I compared performance of all the C/C++ benchmarks in SPEC cpu2006 on an Ivybridge X86 with gold+ThinLTO, with 3 runs each. It looks performance neutral (some run-to-run variations that look like noise, nothing significant).

lib/Transforms/IPO/PassManagerBuilder.cpp
428

Is there any significance to the move of the globalopt invocation here from its original location below LoopVersioningLICM?

448

Why are the globalDCE before and after globalopt no longer needed (for the reasons stated in the comments)?

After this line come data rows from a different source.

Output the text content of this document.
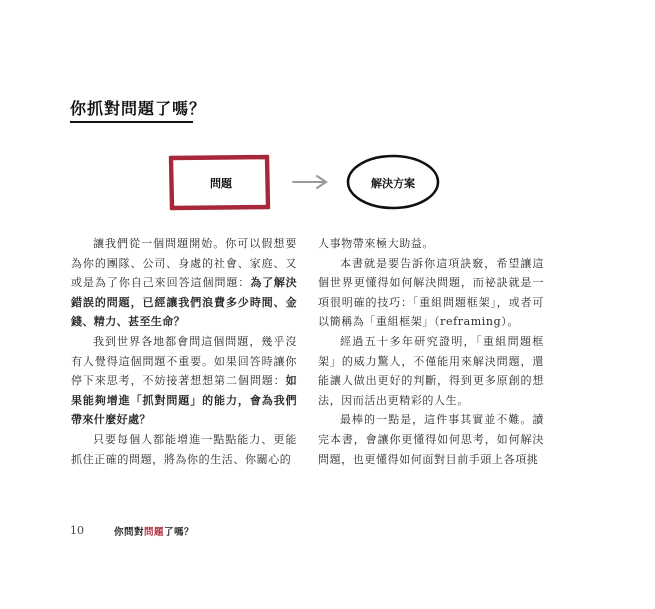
你抓對問題了嗎？
問題	解決方案

讓我們從一個問題開始。你可以假想要為你的團隊、公司、身處的社會、家庭、又或是為了你自己來回答這個問題：為了解決錯誤的問題，已經讓我們浪費多少時間、金錢、精力、甚至生命？

我到世界各地都會問這個問題，幾乎沒有人覺得這個問題不重要。如果回答時讓你停下來思考，不妨接著想想第二個問題：如果能夠增進「抓對問題」的能力，會為我們帶來什麼好處？

只要每個人都能增進一點點能力、更能抓住正確的問題，將為你的生活、你關心的

人事物帶來極大助益。

本書就是要告訴你這項訣竅，希望讓這個世界更懂得如何解決問題，而祕訣就是一項很明確的技巧：「重組問題框架」，或者可以簡稱為「重組框架」（reframing）。

經過五十多年研究證明，「重組問題框架」的威力驚人，不僅能用來解決問題，還能讓人做出更好的判斷，得到更多原創的想法，因而活出更精彩的人生。

最棒的一點是，這件事其實並不難。讀完本書，會讓你更懂得如何思考，如何解決問題，也更懂得如何面對目前手頭上各項挑

10	你問對問題了嗎？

mehdi_amini added inline comments.May 6 2016, 9:08 AM
lib/Transforms/IPO/PassManagerBuilder.cpp
428

I didn't really design the original position to be after LICM. I wrote this back in October before ReversePostOrderFunctionAttrr and LoopVersioningLICM exist.
I inserted it originally right after EliminateAvailableExternally.
In the meantime LoopVersioningLICM was inserted before EliminateAvailableExternally. In this patch I reorganized ReversePostOrderFunctionAttrr, EliminateAvailableExternally, and GlobalOpt to be ran before LICM (which is more part of the function optimization pipeline that follow) last week in this patch.
Then I was asked to split the patch, so what remains is only this part of the move.

448

I think my original comments were buggy: GlobalOptimizer performs DCE as well.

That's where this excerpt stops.